I started at the top, with Euripides Kaufman, and went from there. With my mother’s hand in my back, her words pouring from my mouth, I stiffly yapped on like a skinny ventriloquist’s dummy. I told the class how the Kaufmans migrated south when Swen Kaufman, Euripides’s well-traveled grandson, left Boston, unintentionally becoming the only person ever to run away into slavery. Being persona non anglo-saxon, Swen was unable to fulfill his uppity dreams of becoming a serious dancer. He was unwelcome in serious dance circles, and the local variety shows couldn’t use his “Frenchified royal court body syncopations” in their coony-coony minstrel productions. “Take the crown off your head, jigaboo. Show some teeth,” they said. Swen would stoop and bow under any other circumstances, but when it came to dance he refused to compromise. So on a windy night he packed his ballet slippers and stowed away on a merchant ship bound for the Cotton Belt.
Debarking in coastal North Carolina, Swen set out on a sojourn, seeking artistic freedom. He traipsed the tobacco roads, using his New England blue-blood diction to put off the curiosities of those concerned with his freeman status. When he ran across lynch mobs, hound dogs, and defenseless parasol-toting Southern belles, he’d simultaneously gaze at their feet and hold his nose just high enough to suggest a hint of breeding. Answering their inquiries, Swen rolled his r ’s in polite deference.
“You ain’t from ’round here, is you, bwoy?”
“No sir. Do the leotards give me away, sir?”
“Mind if we ask youin a few questions?”
“Why no, I fully understand your rrrreasons for rrrrrousting me under suspicion of my being a rrrrrunaway Negrrrrrro. Please rrrrrrresume your interrogation forrrthwith.”

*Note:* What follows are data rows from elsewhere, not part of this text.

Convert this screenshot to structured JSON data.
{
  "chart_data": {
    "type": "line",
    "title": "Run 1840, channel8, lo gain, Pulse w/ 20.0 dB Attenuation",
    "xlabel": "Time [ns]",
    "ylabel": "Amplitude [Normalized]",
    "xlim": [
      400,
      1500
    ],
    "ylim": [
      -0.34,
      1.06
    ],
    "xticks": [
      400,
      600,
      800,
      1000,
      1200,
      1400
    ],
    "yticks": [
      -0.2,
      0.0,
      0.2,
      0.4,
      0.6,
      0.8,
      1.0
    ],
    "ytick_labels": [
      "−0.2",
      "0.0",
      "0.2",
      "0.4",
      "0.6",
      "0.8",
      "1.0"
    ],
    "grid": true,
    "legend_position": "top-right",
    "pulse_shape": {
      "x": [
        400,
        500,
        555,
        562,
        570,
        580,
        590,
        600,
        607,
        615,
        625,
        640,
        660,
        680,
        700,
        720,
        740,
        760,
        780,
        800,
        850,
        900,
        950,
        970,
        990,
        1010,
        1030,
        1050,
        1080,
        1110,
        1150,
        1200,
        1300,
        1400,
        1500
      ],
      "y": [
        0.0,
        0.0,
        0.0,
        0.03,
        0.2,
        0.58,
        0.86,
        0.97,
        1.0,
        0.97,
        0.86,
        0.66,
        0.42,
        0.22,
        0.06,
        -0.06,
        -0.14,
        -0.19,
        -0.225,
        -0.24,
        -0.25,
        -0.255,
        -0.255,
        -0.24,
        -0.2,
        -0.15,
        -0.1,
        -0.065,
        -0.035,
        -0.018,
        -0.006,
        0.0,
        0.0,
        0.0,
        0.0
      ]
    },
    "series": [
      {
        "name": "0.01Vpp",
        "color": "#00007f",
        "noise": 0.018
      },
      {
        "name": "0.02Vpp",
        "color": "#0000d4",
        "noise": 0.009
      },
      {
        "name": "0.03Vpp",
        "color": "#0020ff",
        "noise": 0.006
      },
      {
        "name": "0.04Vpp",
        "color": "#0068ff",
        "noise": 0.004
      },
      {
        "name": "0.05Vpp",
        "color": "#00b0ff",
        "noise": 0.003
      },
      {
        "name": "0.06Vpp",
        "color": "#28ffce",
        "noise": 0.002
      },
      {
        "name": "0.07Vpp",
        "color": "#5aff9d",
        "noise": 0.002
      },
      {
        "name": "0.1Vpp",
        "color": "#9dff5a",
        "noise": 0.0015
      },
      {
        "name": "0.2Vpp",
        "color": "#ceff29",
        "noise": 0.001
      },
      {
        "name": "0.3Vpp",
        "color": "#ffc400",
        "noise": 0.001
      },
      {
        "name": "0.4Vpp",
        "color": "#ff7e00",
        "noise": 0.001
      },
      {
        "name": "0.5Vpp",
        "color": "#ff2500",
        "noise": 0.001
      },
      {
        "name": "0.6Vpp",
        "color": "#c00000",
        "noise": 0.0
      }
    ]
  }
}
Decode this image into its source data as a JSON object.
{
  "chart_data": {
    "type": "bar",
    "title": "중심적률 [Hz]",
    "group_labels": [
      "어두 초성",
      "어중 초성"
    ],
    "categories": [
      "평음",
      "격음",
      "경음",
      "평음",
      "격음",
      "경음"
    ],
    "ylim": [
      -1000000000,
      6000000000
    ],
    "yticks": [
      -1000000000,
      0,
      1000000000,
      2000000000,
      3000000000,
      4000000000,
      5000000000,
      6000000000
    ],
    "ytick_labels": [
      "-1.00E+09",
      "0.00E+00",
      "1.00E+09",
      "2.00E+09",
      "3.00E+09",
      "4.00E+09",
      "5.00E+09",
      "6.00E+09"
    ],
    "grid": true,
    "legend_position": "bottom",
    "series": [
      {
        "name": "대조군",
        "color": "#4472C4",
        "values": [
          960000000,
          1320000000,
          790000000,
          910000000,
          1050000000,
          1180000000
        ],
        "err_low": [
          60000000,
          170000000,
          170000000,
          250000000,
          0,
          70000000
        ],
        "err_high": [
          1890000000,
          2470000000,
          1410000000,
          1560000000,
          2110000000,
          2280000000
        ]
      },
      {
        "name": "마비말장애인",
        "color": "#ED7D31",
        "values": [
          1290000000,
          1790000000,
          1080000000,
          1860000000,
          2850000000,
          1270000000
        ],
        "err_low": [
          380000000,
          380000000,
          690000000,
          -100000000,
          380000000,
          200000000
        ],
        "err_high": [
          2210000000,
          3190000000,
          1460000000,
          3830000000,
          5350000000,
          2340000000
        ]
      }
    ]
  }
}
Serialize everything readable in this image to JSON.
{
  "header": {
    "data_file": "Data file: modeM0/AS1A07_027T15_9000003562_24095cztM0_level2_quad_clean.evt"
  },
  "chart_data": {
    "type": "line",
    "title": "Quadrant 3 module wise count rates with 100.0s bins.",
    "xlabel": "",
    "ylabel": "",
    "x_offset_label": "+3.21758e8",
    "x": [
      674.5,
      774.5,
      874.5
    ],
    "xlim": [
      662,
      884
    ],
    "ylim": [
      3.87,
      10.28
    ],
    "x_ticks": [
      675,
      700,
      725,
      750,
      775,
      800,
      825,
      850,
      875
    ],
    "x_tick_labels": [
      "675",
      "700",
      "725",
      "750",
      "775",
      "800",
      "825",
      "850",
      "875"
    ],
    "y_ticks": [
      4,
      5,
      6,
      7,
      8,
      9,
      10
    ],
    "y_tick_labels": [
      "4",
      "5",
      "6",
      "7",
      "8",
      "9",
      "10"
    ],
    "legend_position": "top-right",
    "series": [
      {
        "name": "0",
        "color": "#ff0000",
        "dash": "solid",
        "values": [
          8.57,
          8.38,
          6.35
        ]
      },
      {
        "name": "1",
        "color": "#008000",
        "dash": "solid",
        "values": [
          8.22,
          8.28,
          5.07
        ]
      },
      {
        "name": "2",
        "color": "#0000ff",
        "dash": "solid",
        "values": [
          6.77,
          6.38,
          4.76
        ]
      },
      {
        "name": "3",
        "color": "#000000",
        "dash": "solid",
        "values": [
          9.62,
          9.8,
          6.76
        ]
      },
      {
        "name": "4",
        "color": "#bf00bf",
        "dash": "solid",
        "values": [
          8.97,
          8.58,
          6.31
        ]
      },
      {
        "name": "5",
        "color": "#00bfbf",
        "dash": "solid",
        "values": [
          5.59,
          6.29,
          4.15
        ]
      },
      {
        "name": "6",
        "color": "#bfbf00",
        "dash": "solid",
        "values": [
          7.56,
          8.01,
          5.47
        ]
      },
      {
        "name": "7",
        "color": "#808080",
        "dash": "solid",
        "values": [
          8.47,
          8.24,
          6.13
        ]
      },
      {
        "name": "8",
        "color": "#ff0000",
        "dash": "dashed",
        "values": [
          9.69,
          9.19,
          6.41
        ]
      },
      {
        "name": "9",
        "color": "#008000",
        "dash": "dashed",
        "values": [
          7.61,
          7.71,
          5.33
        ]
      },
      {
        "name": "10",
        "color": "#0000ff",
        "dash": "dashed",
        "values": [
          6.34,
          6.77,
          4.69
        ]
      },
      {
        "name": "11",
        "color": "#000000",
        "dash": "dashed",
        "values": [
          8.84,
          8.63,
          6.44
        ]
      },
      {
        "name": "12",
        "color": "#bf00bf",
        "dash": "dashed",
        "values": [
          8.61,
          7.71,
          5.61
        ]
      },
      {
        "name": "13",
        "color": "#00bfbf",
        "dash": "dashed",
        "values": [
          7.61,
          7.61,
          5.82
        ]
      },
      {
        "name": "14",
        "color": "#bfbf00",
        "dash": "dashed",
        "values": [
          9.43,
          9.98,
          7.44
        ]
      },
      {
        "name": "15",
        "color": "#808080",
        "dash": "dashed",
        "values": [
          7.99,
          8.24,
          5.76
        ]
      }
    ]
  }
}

“You ain’t Scottish, iz ya, bwoy?”
After three days on the road, Swen found himself on the outskirts of a small farming town called Mercy, North Carolina. There he came upon the fields of the Tannenberry plantation, where some slave hands were turning up rows of tobacco. The rise-and-fall rhythm of the hoes and pickaxes and the austere urgency of the work songs gave him an idea for a “groundbreaking” dance opera. A renegade piece that intertwined the stoic movement of forced labor with the casual assuredness of the aristocratic lyric. Entranced with the possibilities, Swen impetuously hopped the wooden fence that separated the slave from the free. Picking up a tool, he smiled at the bewildered nigger next to him and churned feudal earth until sundown, determined to learn the ways of the field slaves. I suppose the niggers warned him, but Swen wouldn’t have understood their pidgin drawl. “Fool, I don’t know who you is, but whoebba you is, if you gwine slave in this heah tobacky row, you bettuh stop scatterin’ the top serl in the wind. ’Cuz if de Tannenberrys don’t eat, den you knows the pigs and chickens gwine watch the niggers die.” Swen headed back to Marse Tom Tannenberry’s sleeping quarters happy with his first day of slavery. He went to bed that night on a stomach full of pig ears and corn leaves, and from every daybreak until his death he woke up an unindentured servant.
Initially, upon seeing a free extra hand in the cabins, Marse Tom Tannenberry smiled at his good fortune, recalling poorer days when family members outnumbered the slaves. A precocious Confederate tyke, he’d pulled on Grandma Verona’s billowing yellow whalebone dress, pleading and pouting for a nigger of his own. Marse Tom recalled the spittle and scorn in her voice when she replied with something about darkies not growing on trees.